Embora ainda não tenha Indicação Geográfica, a região de Veranópolis é um importante polo de produção de uvas viníferas na Serra. As variedades avaliadas na pesquisa – cabernet franc, merlot, chardonnay e riesling itálico – são as principais cultivares utilizadas na produção de espumantes, vinhos brancos e vinhos tintos no município. Com 640 hectares de parreirais, Veranópolis produz 13 mil toneladas de uva por ano.

A partir da avaliação genética, fenotípica e sanitária das plantas os pesquisadores esperam conseguir selecionar os clones que apresentem características culturais de produção e qualidade superiores, gerando acréscimo na qualidade dos vinhos.

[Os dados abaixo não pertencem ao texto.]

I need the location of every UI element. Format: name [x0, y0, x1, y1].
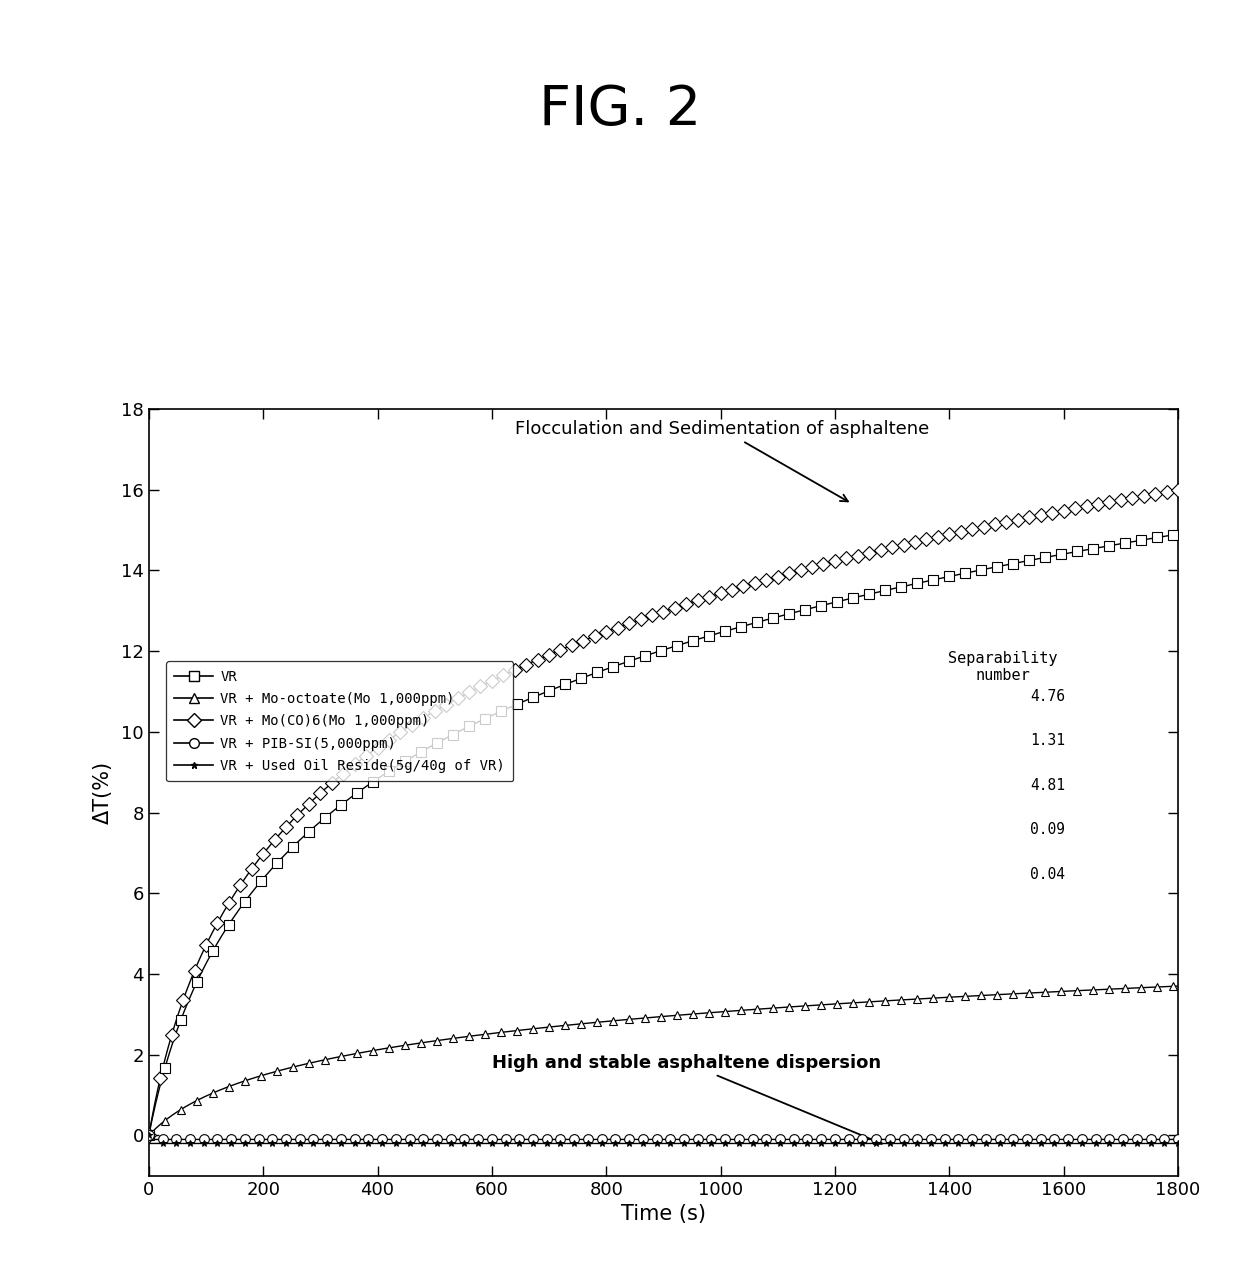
Text: High and stable asphaltene dispersion: High and stable asphaltene dispersion: [492, 1054, 882, 1144]
Y-axis label: ΔT(%): ΔT(%): [93, 760, 113, 824]
Text: Flocculation and Sedimentation of asphaltene: Flocculation and Sedimentation of asphal…: [515, 420, 929, 501]
X-axis label: Time (s): Time (s): [621, 1204, 706, 1224]
Text: FIG. 2: FIG. 2: [539, 83, 701, 137]
Text: 1.31: 1.31: [1029, 734, 1065, 749]
Text: 0.04: 0.04: [1029, 866, 1065, 882]
Legend: VR, VR + Mo-octoate(Mo 1,000ppm), VR + Mo(CO)6(Mo 1,000ppm), VR + PIB-SI(5,000pp: VR, VR + Mo-octoate(Mo 1,000ppm), VR + M…: [166, 661, 513, 781]
Text: 4.81: 4.81: [1029, 778, 1065, 792]
Text: 0.09: 0.09: [1029, 823, 1065, 837]
Text: 4.76: 4.76: [1029, 689, 1065, 704]
Text: Separability
number: Separability number: [949, 651, 1058, 682]
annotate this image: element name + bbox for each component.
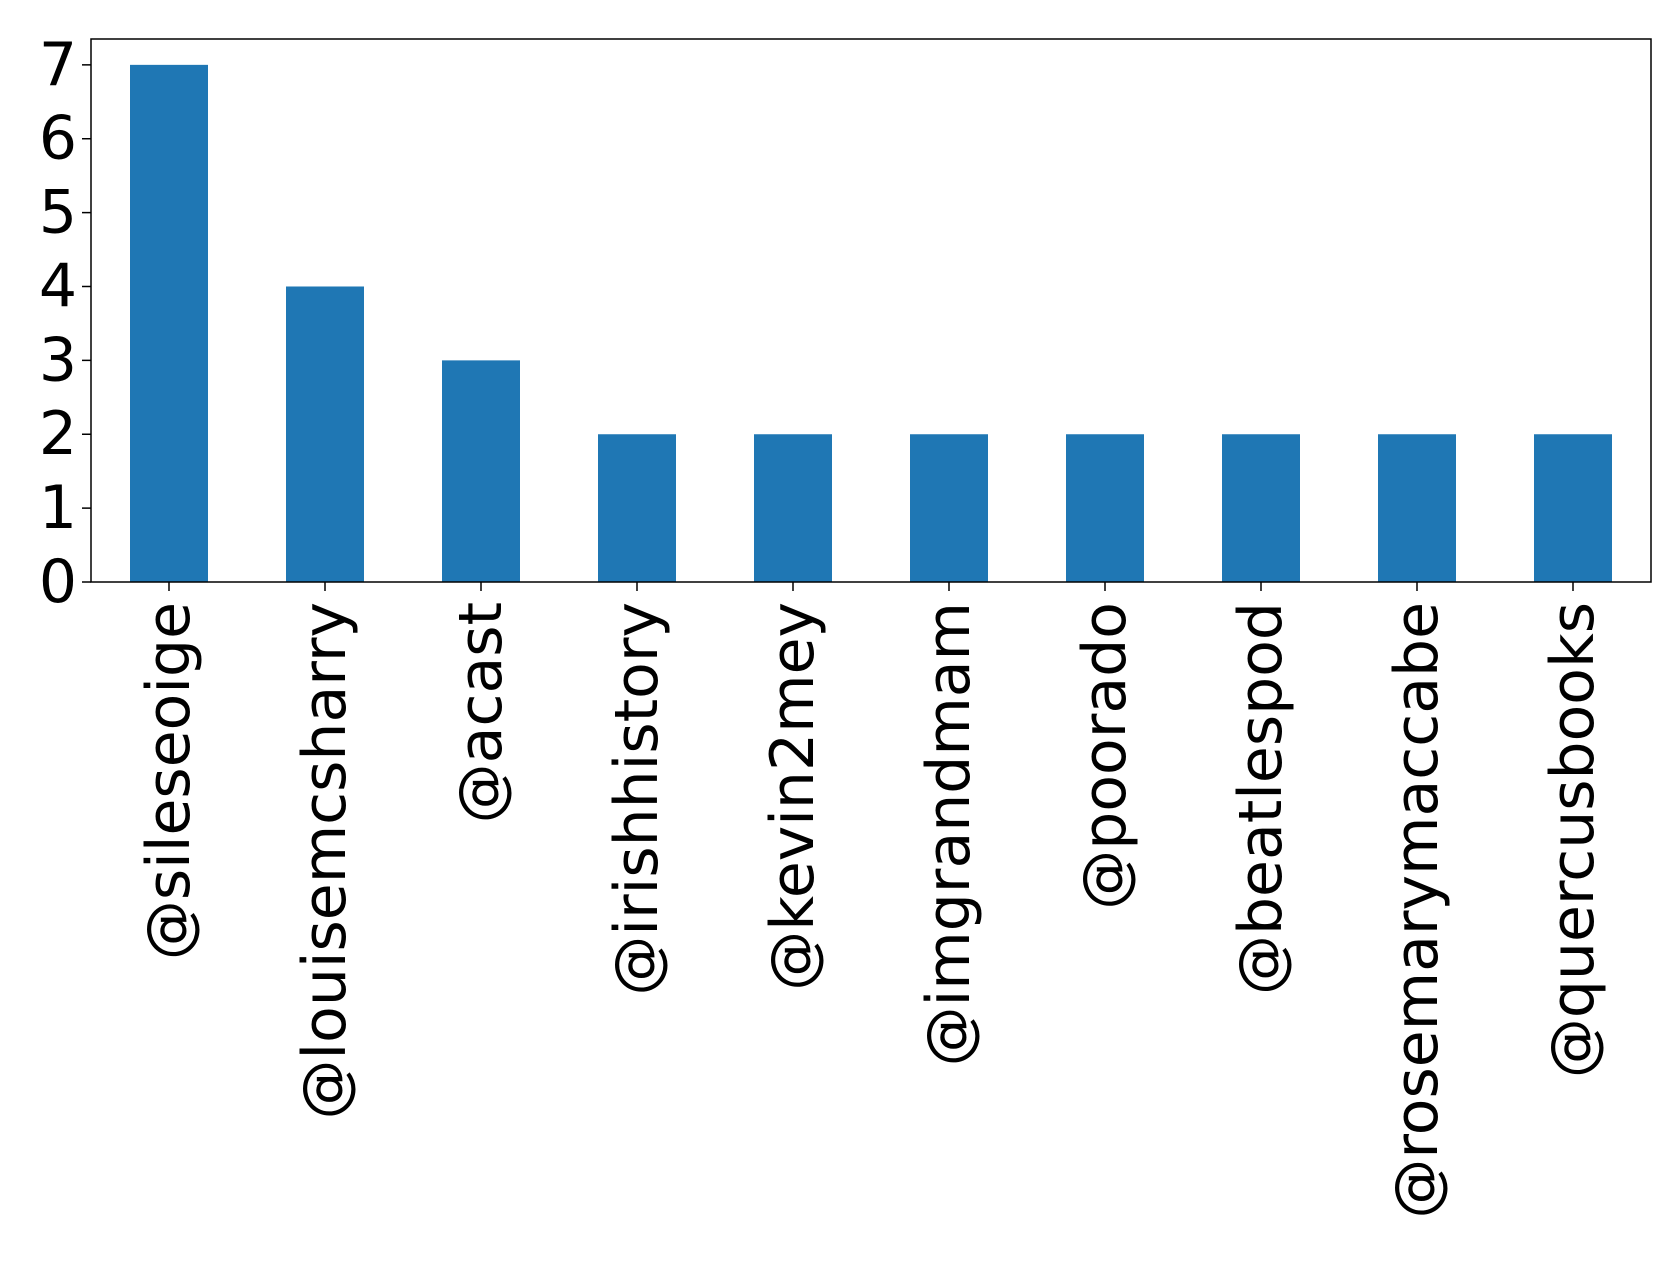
x-tick-label: @poorado	[1070, 602, 1140, 910]
bar	[910, 434, 988, 582]
x-tick-label: @rosemarymaccabe	[1382, 602, 1452, 1219]
x-tick-label: @irishhistory	[602, 602, 672, 996]
y-tick-label: 5	[39, 178, 77, 248]
x-tick-label: @louisemcsharry	[290, 602, 360, 1120]
bar	[1378, 434, 1456, 582]
y-tick-label: 4	[39, 251, 77, 321]
bar	[754, 434, 832, 582]
bar	[130, 64, 208, 583]
x-tick-label: @acast	[446, 602, 516, 823]
y-tick-label: 7	[39, 30, 77, 100]
y-tick-label: 3	[39, 325, 77, 395]
bars-group	[130, 64, 1612, 583]
x-axis: @sileseoige @louisemcsharry @acast @irishhi…	[134, 582, 1608, 1219]
bar	[1534, 434, 1612, 582]
bar	[598, 434, 676, 582]
bar	[286, 286, 364, 582]
x-tick-label: @kevin2mey	[758, 602, 828, 991]
bar	[1066, 434, 1144, 582]
x-tick-label: @quercusbooks	[1538, 602, 1608, 1078]
x-tick-label: @imgrandmam	[914, 602, 984, 1066]
y-tick-label: 0	[39, 547, 77, 617]
x-tick-label: @sileseoige	[134, 602, 204, 960]
x-tick-label: @beatlespod	[1226, 602, 1296, 995]
plot-frame	[90, 38, 1652, 583]
y-tick-label: 6	[39, 104, 77, 174]
y-tick-label: 2	[39, 399, 77, 469]
bar	[1222, 434, 1300, 582]
bar	[442, 360, 520, 582]
y-tick-label: 1	[39, 473, 77, 543]
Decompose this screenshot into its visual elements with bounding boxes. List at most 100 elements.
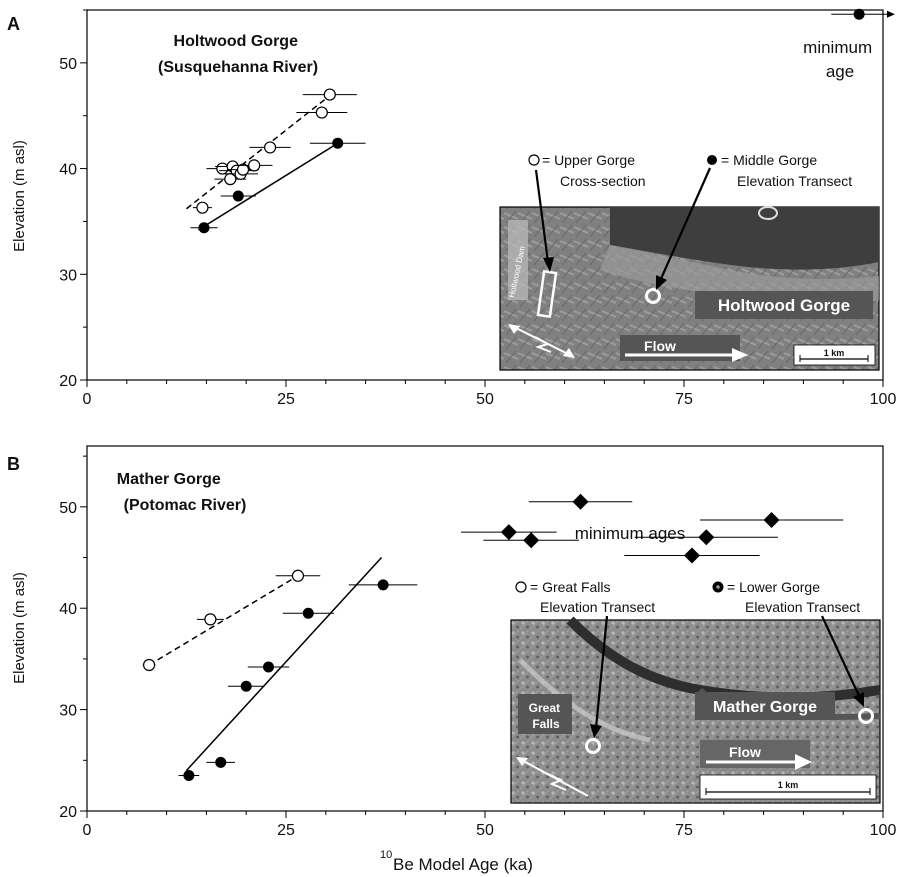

“A seleção das plantas mais produtivas, com maior teor de açúcar, com característica agronômica desejável, entre outros parâmetros, é muito utilizado em variedades de uvas para vinhos finos. A variação entre os clones de uma mesma variedade pode ser considerável, e isso pode ser explorado para melhorar o rendimento e a qualidade da videira”, explica a pesquisadora Cláudia Fogaça, do Centro de Pesquisa Carlos Gayer, em Veranópolis.

A pesquisa continua até 2020. As próximas etapas envolvem a avaliação da sanidade e fenologia dos clones, além da produção em pequena escala de vinhos a partir da colheita, num processo chamado microvinificação. Os resultados serão relatados em publicações e durante encontros técnicos.